Aussi, le Grand Rovaltain positionné entre les pôles métropolitains de Lyon/Saint Etienne, Grenoble et Aix Marseille doit-il collectivement prendre la mesure de l’enjeu et se donner pour première ambition de ne pas être rester un hinterland, pour reprendre l’expression des géographes, un territoire intermédiaire ou périphérique.

 

Pour y parvenir et casser le plafond de verre, notre territoire doit gagner en visibilité et en légitimité. Il se doit de bâtir une identité forte prenant appui sur ses villes centre, son architecture ville-campagne et ses secteurs d’excellence.

La transition alimentaire et sanitaire offre à la nouvelle agriculture de notre territoire, à sa recherche agronomique et à ses industries agroalimentaires de vraies opportunités à l’échelle aussi bien régionale qu’internationale, de même la transition énergétique où nous disposons d’un excellent jeu de cartes ou encore la transition numérique avec un panel très complet de belles entreprises et de jolies pépites.

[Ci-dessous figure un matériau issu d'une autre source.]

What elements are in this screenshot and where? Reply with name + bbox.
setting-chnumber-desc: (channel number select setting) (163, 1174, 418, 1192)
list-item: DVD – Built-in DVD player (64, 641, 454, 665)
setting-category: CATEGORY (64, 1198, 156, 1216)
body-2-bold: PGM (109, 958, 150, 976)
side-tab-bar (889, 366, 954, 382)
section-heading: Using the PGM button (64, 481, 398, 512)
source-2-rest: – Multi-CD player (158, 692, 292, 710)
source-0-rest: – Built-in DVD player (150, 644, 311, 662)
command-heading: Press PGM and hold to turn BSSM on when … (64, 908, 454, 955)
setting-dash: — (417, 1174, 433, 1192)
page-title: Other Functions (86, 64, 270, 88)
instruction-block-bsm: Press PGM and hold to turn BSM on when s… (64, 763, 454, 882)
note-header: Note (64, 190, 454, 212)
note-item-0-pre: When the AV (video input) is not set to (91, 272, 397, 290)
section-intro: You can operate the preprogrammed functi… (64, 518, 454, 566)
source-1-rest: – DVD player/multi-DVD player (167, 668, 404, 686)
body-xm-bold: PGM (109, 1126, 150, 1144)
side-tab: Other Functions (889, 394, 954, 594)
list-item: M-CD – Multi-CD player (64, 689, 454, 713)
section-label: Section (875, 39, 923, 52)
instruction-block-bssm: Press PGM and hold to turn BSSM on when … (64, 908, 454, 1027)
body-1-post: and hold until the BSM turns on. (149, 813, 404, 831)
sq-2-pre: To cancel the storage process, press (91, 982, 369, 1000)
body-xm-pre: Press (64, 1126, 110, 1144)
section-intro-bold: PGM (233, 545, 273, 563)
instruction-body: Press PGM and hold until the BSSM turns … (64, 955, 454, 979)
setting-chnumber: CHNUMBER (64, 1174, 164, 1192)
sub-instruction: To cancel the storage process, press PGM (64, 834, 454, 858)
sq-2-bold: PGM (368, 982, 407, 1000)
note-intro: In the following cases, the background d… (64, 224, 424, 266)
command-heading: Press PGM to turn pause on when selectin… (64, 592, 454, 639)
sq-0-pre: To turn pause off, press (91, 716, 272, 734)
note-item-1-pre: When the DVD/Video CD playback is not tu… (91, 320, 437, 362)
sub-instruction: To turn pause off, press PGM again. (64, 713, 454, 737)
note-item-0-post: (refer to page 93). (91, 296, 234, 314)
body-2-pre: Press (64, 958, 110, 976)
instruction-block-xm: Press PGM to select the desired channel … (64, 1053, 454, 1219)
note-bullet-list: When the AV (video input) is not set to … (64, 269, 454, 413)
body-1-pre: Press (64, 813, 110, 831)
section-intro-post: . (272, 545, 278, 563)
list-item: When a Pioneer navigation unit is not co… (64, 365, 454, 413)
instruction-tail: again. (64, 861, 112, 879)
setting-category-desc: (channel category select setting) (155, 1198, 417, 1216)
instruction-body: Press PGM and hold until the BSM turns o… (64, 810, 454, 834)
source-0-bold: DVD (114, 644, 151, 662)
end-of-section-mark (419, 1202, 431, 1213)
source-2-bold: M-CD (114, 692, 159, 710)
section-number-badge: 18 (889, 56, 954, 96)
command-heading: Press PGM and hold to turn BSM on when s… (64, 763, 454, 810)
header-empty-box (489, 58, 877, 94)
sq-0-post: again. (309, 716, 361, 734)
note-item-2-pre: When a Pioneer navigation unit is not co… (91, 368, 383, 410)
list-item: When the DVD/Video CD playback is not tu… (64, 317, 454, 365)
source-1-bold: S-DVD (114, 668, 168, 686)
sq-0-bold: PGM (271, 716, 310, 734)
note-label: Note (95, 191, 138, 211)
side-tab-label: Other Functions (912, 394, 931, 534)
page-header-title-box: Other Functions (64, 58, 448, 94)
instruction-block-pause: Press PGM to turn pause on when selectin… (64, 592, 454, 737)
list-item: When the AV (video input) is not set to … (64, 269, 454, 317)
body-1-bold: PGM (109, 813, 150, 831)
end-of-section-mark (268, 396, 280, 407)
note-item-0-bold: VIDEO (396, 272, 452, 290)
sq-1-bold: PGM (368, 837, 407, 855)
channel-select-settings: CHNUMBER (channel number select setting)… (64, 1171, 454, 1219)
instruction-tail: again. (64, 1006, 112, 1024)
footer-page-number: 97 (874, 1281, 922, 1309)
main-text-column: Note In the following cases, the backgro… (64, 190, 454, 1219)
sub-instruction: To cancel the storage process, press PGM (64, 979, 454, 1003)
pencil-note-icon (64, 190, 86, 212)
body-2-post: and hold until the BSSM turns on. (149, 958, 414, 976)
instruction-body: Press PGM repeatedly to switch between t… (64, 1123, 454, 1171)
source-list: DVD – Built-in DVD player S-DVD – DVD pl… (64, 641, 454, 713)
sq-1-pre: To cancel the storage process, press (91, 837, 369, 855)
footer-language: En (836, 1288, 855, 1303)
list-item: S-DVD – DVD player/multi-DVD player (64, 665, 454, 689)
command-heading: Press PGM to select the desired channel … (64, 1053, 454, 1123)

Pour casser le plafond de verre, il faut également susciter auprès de nos populations, de nos entreprises, de nos collectivités un sentiment partagé d’appartenance à un même ensemble identitaire.

Il faut susciter l’envie de se développer ensemble, de partager des projets structurants et identitaires, un même horizon de croissance et une même dynamique de développement durable.

Le Grand Rovaltain ne doit pas se contenter d’être un territoire de l’entre deux, un territoire ni Lyon ni Grenoble, un territoire autonome, indépendant des aires d’influence des métropoles voisines comme c’est le cas aujourd’hui ….

 

Le Grand Rovaltain doit prendre la place qui lui revient dans le concert des métropoles en jouant sa propre musique.

Certes, la résilience du Grand Rovaltain est forte et on doit féliciter les entreprises et les collectivités d’avoir su forger au fil des décennies une économie locale robuste qui résiste bien mieux que celle d’une majorité de territoires non métropolitains.

Mais dans le même temps, il ne faut pas se voiler la face, il faut faire plus et mieux, changer de braquet.

Le Grand Rovaltain doit avoir faim de notoriété, de croissance verte, de digitalisation… il doit apprendre à mieux surfer encore sur la vague des transitions numériques, énergétiques, alimentaires, territoriales…

Ces dynamiques de transition, souvent disruptives, sont de nature à favoriser le développement d’un territoire comme le nôtre où l’espace, facteur d’aménités environnementales et de bien vivre, de création de valeur, est géré avec une intelligence à la fois paysanne et entrepreneuriale.

Notre territoire dispose dès aujourd’hui d’énormes atouts.

Aussi, il appartient au Grand Rovaltain, sous l’impulsion de ses trois intercommunalités, de fédérer et de mutualiser au mieux les énergies positives qui le parcourent d’Est en Ouest et du Nord au Sud.

Puisse notre territoire fonctionner comme une startup territoriale agile et imaginative, comme une plateforme territoriale 4.0 productrice de sens et d’actions au plus près des trois territoires du Grand Rovaltain.